Rapid detection of yeast growth status based on molecular spectroscopy fusion (MSF) technique

Abstract

This work innovatively proposes a novel method for quantitative detection of yeast growth status based on molecular spectroscopy fusion (MSF) technique. First, the Raman spectra and near-infrared (NIR) spectra of the samples during the yeast culture process were collected by spectrometers, and the raw spectra were respectively preprocessed using Savitzky-Golay (SG) smoothing + standard normal variate (SNV). Then, the two kinds of molecular spectra after preprocessing were respectively optimized for characteristic wavelength using variable combination population analysis (VCPA), and feature fusion was performed on the feature layer. Finally, support vector machine (SVM) models based on the fusion features were established to achieve quantitative detection of yeast growth status. The experimental results showed that, compared with the best VCPA-SVM model based on single-molecule spectral features, the best VCPA-SVM model based on the fusion features could obtain better prediction performance.

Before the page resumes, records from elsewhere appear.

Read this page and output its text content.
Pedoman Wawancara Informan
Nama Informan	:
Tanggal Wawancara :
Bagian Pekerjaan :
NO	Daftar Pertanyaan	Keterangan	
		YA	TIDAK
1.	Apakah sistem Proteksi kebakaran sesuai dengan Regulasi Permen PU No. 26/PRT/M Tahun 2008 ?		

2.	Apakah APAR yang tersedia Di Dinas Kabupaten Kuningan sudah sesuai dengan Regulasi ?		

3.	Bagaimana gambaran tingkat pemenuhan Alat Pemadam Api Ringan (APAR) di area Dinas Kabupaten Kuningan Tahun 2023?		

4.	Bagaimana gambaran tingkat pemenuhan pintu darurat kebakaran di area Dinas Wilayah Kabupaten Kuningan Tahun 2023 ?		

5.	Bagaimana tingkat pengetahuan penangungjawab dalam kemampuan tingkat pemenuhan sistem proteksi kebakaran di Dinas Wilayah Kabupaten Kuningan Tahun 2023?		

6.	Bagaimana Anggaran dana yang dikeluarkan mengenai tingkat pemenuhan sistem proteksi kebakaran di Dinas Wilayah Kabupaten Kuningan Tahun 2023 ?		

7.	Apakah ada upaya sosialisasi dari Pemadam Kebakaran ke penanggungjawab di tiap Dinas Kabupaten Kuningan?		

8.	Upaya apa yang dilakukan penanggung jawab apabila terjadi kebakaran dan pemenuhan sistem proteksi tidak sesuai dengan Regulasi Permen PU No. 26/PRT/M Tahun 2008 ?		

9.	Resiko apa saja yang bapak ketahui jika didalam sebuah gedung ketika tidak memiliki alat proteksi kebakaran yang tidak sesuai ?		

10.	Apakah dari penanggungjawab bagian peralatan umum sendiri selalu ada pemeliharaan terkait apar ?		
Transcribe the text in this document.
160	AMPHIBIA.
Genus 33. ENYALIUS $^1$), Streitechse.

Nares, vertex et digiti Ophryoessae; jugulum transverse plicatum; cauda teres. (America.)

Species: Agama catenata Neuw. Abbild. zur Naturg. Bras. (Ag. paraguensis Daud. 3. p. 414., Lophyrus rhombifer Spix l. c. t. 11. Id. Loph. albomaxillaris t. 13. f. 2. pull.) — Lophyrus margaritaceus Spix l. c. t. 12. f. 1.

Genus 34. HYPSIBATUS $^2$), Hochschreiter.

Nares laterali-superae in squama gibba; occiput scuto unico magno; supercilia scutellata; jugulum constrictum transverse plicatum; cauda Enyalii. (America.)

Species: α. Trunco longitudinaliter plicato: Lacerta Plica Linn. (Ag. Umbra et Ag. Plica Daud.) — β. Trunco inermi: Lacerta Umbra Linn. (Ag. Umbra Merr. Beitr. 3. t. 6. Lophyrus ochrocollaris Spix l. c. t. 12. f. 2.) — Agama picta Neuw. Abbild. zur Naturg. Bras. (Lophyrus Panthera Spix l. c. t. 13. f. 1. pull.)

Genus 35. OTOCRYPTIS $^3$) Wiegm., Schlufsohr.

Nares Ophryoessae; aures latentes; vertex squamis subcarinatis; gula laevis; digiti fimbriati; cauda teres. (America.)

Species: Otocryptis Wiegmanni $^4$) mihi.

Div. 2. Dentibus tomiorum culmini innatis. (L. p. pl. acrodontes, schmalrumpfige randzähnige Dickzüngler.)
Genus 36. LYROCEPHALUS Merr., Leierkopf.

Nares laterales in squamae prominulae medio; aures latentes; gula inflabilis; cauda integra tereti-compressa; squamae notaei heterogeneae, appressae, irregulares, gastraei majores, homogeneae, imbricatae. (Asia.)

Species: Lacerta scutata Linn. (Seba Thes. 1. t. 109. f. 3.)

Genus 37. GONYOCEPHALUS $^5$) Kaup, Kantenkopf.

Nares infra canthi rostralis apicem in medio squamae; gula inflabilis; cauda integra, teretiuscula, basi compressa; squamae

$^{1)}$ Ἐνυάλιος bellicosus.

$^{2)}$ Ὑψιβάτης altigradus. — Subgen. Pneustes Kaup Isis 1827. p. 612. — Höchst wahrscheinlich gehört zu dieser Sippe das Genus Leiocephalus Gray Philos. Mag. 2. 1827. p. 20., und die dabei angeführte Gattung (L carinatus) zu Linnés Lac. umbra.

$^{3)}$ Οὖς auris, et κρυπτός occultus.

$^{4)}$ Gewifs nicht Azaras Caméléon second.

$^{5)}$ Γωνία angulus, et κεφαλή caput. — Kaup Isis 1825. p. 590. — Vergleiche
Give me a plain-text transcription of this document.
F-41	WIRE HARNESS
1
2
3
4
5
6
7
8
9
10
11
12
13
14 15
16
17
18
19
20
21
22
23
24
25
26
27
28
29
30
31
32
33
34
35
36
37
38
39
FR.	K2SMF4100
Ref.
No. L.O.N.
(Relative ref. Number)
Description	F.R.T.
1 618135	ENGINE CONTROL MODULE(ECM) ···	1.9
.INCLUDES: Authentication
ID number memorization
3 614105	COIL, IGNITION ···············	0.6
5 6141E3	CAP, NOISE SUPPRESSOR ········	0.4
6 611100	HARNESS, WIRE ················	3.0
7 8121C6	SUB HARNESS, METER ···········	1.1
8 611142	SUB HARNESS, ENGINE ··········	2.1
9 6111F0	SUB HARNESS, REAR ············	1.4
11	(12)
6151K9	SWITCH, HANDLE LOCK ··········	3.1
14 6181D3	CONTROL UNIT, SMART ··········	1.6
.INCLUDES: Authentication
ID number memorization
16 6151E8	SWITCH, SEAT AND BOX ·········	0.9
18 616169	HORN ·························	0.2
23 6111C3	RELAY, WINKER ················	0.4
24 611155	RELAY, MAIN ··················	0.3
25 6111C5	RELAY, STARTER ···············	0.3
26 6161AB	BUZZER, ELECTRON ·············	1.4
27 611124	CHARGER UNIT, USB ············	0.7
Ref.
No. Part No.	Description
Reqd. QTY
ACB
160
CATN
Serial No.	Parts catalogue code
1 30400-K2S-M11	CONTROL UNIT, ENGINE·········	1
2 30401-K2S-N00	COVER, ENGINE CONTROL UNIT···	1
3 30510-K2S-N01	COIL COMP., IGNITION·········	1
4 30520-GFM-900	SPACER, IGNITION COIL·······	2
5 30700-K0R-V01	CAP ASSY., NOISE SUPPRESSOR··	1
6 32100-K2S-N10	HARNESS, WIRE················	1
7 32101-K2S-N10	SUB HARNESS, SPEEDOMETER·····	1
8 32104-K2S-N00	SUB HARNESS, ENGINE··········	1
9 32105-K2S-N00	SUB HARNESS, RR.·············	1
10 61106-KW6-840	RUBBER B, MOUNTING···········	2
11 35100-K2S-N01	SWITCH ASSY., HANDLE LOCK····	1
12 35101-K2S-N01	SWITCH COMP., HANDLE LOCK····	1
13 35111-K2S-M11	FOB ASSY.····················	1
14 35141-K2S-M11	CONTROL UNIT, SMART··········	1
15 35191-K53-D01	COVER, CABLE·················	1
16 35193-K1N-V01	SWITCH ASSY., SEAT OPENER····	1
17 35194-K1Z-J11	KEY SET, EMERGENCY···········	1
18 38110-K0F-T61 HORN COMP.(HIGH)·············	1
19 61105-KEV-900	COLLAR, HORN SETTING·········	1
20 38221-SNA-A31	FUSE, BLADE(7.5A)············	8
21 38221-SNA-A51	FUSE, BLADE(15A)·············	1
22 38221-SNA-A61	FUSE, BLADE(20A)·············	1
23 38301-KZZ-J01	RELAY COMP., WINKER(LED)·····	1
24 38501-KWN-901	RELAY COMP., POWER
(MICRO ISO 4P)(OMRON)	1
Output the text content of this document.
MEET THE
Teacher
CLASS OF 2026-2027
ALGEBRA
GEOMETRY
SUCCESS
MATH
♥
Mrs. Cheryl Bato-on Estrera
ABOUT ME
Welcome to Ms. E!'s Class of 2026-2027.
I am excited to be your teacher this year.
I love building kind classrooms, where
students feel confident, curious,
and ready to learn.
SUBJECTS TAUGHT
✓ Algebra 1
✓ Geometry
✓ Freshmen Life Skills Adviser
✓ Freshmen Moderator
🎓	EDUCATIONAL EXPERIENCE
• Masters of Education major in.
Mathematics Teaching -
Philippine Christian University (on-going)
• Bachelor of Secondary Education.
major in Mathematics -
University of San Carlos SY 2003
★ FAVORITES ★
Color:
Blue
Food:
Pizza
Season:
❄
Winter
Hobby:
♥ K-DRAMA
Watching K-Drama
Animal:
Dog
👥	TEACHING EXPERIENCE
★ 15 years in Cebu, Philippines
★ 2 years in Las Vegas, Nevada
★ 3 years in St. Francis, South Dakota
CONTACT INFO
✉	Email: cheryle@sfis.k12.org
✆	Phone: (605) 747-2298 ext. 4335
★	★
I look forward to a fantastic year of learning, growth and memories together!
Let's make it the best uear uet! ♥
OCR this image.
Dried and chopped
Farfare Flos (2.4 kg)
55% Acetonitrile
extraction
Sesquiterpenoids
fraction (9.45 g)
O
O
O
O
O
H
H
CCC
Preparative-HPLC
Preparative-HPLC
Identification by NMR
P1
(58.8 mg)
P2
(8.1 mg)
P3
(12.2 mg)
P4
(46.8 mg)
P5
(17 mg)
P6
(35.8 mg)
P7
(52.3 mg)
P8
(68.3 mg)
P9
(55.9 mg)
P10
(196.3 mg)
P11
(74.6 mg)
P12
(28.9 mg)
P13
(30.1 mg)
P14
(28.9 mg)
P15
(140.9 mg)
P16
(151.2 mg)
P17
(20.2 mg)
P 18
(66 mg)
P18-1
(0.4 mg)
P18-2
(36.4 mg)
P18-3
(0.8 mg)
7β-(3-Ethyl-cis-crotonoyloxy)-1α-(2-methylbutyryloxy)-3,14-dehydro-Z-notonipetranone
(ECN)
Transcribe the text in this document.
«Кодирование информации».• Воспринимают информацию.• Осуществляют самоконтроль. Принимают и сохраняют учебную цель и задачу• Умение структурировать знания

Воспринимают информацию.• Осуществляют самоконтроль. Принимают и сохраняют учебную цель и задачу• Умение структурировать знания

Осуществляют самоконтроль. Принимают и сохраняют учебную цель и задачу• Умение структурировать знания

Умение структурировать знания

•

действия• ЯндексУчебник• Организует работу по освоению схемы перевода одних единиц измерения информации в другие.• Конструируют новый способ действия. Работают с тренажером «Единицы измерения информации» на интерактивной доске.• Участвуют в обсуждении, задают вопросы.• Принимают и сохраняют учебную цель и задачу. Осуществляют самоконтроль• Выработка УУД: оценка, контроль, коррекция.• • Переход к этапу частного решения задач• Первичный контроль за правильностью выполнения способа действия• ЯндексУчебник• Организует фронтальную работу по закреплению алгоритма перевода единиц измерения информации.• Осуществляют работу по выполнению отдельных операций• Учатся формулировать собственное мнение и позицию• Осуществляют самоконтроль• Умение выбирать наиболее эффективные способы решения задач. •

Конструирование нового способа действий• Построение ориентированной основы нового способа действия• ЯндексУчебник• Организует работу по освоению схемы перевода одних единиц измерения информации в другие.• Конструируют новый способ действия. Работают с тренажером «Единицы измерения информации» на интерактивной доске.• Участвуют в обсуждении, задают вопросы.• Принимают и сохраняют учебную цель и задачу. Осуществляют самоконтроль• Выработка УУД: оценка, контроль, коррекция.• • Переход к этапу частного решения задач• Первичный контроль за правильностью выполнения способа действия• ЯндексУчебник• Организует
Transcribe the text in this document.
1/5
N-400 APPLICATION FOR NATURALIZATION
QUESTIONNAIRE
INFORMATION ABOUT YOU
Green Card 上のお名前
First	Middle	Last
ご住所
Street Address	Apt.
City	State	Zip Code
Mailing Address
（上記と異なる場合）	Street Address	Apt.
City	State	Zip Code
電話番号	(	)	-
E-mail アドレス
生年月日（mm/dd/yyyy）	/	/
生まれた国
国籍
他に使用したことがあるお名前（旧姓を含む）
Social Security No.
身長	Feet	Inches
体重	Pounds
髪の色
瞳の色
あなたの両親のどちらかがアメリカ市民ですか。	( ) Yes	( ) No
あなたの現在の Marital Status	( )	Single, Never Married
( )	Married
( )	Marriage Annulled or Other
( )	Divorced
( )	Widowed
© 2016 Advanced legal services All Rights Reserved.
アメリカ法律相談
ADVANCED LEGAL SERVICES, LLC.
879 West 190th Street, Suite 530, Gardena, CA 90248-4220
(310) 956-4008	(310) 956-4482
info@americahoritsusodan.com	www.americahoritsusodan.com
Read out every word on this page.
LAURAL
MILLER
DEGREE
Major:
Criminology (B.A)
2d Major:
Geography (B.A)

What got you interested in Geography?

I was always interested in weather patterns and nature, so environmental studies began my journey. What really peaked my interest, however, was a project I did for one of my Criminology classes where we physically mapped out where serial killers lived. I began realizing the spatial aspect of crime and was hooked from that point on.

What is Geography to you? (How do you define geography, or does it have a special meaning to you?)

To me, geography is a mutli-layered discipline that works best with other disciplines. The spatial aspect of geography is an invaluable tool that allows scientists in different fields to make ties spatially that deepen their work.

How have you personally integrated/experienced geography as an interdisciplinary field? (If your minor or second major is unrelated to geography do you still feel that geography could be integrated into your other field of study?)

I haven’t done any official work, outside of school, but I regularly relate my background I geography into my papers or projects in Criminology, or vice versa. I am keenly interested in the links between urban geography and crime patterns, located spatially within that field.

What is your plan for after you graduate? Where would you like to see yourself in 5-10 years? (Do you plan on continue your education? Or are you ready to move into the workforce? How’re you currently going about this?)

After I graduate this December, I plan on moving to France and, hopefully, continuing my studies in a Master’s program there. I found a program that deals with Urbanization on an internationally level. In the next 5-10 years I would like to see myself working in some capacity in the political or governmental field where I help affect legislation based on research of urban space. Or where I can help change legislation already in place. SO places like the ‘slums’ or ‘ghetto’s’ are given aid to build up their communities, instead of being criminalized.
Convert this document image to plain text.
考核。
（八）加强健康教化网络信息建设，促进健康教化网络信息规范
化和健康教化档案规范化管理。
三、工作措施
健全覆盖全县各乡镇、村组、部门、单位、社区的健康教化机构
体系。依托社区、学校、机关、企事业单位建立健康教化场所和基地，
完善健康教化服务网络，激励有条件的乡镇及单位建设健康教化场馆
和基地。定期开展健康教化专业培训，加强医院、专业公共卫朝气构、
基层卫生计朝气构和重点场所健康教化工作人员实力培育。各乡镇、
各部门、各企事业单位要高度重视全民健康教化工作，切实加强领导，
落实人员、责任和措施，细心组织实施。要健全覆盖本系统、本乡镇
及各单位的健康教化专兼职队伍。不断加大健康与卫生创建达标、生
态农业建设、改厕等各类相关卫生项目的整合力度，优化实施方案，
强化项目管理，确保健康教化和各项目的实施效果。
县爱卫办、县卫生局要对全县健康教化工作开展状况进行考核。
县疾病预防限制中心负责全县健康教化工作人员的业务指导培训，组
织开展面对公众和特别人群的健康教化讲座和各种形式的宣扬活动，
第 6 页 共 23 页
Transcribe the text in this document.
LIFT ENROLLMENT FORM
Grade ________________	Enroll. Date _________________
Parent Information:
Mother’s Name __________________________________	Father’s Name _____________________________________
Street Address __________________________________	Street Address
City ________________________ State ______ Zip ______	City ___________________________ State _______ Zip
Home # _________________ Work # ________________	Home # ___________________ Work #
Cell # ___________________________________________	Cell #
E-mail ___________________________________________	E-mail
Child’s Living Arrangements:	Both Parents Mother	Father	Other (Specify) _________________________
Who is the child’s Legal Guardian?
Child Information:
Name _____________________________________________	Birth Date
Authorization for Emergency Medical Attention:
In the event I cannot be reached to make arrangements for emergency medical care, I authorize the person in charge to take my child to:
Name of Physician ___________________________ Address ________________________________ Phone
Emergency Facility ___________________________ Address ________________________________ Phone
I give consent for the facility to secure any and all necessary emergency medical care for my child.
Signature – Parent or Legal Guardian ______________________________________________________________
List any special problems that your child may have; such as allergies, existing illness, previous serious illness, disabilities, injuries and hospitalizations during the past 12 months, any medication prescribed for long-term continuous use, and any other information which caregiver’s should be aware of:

The root mean square error of prediction (RMSEP), coefficient of determination (RP2) and relative percent deviation (RPD) of the best model were 0.47, 0.98, and 6.69, respectively. The results obtained reveal that the MSF technique can effectively improve the detection accuracy of yeast growth status; in addition, the VCPA method has a certain potential in feature wavelength mining, which can effectively reduce the dimensionality of fusion features.